I want to test which data structure is the best by looking at the run-time performance of my algorithm, how do I do it?
For example I already have a hashmap<
First of all take a look at my reply to this question; it contains a portable (windows/linux) function to get the time in milliseconds.
Next, do something like this:
int64 start_time = GetTimeMs64();
const int NUM_TIMES = 100000; /* Choose this so it takes at the very least half a minute to run */
for (int i = 0; i < NUM_TIMES; ++i) {
/* Code you want to time.. */
}
double milliseconds = (GetTimeMs64() - start_time) / (double)NUM_TIMES;
All done! (Note that I haven't tried to compile it)
If you really want to decide between data structures, you need to devise a test that at least approximates how you will use the structure. Some structures perform better for small amounts of data, some perform better for large amounts of data. Some perform better when you do a lot of reads, some perform better when you are doing a lot of inserts/writes. Some perform better with data that is almost all the same, and some perform better with data that is very distinct. Some algorithms perform better if you only do them once, others perform better if you do them a million times, because they have better locality of code, making cache hits more likely. What I mean to say is, good luck :)
You might consider graphing the data and deriving its (mathematical) function. Run a few trials with, say, 10, 100, 1000, 10000, and 100000 iterations. Using the number of iterations as your x
variable and the resulting time as your y
variable, plot a graph.
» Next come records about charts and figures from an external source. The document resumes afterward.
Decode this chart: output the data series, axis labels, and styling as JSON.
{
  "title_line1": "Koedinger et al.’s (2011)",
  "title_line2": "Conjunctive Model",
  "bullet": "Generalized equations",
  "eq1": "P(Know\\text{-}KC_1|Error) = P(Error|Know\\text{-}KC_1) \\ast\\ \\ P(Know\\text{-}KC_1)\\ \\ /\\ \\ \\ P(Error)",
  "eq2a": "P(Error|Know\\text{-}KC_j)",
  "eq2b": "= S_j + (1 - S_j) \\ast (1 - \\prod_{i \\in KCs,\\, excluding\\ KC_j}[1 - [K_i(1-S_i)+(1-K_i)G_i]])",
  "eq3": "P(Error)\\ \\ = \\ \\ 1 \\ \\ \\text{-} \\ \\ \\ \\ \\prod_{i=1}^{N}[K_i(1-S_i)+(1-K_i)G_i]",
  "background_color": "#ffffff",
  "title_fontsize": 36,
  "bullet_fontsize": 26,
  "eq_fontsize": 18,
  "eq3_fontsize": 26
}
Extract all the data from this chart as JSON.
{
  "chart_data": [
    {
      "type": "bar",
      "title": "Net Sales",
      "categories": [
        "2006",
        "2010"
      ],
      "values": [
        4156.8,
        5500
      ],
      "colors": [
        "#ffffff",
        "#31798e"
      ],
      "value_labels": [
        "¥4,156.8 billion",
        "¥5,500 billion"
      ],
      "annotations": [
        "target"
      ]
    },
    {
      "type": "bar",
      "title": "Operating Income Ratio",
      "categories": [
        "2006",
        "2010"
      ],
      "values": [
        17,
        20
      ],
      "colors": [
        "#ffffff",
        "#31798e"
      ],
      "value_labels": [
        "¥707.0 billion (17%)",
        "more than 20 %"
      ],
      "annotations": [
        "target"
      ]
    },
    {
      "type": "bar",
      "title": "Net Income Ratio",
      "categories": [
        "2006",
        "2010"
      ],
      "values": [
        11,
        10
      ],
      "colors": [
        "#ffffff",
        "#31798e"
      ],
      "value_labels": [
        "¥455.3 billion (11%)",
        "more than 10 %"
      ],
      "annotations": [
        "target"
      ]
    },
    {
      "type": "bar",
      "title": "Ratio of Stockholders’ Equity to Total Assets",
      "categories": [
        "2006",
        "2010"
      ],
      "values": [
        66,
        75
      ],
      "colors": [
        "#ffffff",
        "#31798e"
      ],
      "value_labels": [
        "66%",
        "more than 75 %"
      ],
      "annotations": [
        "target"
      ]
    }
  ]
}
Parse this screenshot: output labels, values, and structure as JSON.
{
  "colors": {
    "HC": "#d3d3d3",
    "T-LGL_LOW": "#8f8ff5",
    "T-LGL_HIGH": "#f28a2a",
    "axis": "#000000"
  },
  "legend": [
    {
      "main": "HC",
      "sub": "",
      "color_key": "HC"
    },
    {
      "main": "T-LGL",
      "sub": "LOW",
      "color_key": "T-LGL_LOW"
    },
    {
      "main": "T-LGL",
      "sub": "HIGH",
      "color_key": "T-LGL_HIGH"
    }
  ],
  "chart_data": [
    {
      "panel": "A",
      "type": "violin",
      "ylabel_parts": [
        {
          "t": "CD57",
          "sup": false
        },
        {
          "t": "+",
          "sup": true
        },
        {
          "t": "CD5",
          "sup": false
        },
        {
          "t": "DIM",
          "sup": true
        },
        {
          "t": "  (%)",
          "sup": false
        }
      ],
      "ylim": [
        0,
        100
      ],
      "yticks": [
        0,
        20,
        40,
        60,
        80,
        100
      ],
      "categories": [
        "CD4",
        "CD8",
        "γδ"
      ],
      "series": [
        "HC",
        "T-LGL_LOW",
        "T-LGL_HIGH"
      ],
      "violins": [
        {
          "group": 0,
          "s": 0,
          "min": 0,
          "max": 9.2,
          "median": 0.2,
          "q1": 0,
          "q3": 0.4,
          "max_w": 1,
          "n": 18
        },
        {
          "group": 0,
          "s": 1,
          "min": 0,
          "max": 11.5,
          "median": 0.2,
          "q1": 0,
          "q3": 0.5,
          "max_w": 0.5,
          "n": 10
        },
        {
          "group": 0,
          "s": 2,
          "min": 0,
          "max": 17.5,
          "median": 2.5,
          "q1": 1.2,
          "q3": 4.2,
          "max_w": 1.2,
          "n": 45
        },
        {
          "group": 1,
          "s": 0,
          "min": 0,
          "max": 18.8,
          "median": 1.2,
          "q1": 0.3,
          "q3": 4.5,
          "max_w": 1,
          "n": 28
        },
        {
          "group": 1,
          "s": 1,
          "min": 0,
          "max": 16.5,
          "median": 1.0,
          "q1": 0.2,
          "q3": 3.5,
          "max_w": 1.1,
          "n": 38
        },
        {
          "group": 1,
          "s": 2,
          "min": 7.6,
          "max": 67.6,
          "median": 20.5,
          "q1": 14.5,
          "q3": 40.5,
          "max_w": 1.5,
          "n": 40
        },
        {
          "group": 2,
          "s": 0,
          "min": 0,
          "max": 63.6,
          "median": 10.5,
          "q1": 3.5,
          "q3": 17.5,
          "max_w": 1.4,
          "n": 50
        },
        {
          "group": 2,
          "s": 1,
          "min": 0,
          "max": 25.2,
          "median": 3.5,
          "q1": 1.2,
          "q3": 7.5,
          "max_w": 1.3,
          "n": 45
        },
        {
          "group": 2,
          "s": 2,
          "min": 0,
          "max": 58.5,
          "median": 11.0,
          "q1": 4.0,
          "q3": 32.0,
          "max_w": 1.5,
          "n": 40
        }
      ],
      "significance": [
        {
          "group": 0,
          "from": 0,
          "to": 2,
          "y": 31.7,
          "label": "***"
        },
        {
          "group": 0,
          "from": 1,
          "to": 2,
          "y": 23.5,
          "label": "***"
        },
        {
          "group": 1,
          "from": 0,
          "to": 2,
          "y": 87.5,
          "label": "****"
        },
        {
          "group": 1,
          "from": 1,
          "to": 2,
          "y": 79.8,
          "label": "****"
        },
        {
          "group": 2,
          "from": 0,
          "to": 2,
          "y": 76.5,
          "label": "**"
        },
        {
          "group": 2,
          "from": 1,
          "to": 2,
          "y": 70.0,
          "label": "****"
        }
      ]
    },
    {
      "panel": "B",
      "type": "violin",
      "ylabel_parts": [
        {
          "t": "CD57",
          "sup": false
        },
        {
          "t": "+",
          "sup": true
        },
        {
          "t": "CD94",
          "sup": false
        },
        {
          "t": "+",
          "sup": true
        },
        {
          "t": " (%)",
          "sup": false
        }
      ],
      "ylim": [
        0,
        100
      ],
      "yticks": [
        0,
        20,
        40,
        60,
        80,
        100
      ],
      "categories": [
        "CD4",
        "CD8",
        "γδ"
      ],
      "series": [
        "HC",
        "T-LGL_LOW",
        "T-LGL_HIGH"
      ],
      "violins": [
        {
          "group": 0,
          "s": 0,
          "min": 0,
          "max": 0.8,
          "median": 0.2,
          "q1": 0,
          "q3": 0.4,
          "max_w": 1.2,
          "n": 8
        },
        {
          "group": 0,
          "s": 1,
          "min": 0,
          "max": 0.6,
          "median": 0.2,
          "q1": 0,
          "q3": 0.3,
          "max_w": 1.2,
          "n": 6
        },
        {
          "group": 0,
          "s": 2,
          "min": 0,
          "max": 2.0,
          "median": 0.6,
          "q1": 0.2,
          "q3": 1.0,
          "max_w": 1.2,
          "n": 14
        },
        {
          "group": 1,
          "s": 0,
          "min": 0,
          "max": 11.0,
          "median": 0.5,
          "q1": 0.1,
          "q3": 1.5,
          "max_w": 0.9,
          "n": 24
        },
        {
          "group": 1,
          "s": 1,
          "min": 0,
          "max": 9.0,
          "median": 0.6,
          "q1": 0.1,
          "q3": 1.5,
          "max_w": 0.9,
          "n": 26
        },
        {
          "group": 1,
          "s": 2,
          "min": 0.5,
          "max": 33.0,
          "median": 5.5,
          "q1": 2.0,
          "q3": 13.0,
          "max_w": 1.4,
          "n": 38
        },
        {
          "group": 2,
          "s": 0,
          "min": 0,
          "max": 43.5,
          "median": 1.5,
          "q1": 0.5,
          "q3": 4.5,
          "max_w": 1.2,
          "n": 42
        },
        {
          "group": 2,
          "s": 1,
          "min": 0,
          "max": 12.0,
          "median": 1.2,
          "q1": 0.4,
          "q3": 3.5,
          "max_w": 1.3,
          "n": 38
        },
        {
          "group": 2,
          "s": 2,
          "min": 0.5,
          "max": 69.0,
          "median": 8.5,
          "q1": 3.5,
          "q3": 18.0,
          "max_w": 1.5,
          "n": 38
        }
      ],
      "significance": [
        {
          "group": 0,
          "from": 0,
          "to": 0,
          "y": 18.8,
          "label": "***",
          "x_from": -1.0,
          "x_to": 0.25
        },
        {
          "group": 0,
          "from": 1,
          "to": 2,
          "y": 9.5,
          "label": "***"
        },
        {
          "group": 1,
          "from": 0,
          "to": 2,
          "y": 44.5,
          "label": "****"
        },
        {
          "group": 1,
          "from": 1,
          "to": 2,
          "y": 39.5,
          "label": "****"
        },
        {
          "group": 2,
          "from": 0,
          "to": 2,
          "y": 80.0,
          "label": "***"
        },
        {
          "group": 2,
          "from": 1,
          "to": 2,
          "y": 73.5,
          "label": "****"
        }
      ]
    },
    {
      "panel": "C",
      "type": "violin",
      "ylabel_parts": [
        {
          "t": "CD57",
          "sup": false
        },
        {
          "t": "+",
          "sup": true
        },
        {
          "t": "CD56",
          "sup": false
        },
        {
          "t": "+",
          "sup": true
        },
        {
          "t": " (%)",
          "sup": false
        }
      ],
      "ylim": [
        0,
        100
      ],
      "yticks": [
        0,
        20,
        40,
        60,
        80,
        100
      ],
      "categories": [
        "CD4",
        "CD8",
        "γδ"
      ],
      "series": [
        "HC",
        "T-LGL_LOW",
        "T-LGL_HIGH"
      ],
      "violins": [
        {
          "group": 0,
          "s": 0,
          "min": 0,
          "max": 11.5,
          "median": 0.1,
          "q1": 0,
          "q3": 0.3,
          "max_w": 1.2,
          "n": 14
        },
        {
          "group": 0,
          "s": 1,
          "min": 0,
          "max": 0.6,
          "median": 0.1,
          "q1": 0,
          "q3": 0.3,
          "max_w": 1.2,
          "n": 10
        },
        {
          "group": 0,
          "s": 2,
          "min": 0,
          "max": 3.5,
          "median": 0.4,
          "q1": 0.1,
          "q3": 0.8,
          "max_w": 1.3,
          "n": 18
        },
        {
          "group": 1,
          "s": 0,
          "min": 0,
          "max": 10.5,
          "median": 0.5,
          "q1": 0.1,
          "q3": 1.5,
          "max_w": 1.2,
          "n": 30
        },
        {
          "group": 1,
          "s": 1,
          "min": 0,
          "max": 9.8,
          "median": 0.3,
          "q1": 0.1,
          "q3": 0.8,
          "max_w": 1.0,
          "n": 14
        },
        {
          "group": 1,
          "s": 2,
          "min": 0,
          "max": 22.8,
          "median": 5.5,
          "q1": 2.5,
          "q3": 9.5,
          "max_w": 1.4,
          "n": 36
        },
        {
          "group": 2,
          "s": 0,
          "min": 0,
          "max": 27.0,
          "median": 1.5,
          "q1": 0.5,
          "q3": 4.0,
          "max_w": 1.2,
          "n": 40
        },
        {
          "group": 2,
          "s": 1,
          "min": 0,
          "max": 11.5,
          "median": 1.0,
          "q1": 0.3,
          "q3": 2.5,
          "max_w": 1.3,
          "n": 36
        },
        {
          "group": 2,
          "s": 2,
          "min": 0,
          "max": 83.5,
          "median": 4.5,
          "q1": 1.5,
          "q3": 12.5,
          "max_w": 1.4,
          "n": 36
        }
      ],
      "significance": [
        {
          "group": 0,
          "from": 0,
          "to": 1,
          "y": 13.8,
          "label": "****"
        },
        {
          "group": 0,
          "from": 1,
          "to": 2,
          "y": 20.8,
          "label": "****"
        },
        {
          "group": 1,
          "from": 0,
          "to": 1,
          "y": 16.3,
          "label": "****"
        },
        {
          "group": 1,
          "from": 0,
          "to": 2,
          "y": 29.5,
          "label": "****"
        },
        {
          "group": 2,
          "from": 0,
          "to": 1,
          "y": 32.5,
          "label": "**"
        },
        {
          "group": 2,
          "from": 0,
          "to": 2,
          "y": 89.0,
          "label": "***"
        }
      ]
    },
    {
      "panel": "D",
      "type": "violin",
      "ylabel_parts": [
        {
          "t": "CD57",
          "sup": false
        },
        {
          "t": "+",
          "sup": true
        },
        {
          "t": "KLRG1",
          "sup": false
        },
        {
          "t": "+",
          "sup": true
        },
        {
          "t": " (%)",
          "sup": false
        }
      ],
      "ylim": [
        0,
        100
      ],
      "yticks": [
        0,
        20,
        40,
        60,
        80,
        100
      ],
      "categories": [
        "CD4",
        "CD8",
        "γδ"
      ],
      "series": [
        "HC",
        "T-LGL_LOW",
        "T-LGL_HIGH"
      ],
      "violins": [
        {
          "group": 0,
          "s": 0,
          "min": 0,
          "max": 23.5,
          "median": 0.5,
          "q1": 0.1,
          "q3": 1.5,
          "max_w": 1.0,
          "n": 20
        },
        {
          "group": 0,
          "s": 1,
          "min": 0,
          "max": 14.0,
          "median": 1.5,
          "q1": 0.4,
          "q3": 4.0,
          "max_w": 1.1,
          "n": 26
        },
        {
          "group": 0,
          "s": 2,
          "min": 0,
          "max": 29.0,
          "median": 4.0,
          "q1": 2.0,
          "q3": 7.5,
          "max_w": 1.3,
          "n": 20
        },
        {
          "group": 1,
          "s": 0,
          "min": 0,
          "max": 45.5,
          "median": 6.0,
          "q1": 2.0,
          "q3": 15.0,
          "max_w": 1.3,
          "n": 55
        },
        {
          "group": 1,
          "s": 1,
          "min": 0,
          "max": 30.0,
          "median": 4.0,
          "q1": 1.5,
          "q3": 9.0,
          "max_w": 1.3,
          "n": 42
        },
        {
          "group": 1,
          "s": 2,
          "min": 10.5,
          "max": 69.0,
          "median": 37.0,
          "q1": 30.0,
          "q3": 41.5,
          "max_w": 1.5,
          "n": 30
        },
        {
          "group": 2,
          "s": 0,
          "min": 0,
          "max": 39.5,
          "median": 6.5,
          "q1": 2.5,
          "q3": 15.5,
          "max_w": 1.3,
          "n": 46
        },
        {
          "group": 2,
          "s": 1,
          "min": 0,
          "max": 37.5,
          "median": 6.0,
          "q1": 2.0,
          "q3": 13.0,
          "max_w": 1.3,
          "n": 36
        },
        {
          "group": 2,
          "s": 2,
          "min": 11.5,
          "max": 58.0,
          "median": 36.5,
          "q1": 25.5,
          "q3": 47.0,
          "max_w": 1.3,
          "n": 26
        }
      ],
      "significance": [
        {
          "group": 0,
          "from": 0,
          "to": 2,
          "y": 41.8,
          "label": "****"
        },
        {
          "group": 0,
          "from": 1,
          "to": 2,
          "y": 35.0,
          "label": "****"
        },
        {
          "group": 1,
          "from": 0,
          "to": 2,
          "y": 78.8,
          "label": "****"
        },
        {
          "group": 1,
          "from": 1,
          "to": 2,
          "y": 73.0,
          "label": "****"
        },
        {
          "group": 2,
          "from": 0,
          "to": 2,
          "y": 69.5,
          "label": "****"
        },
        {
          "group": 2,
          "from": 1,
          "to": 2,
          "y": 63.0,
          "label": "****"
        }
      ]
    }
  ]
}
From this you can determine the function which describes the performance of the code, using linear regression (also know as curve-fitting in software) - I use
Graphical Analysis
for this.
Repeat the trials with other data-structures/code and do the same graphic procedure, then compare your graphs and functions.
You can also use this data to determine the effective Big O time-complexity for each data structure.
You would adjust the program to perform thousands or millions of hashmap lookups, ideally chosen randomly, and time that.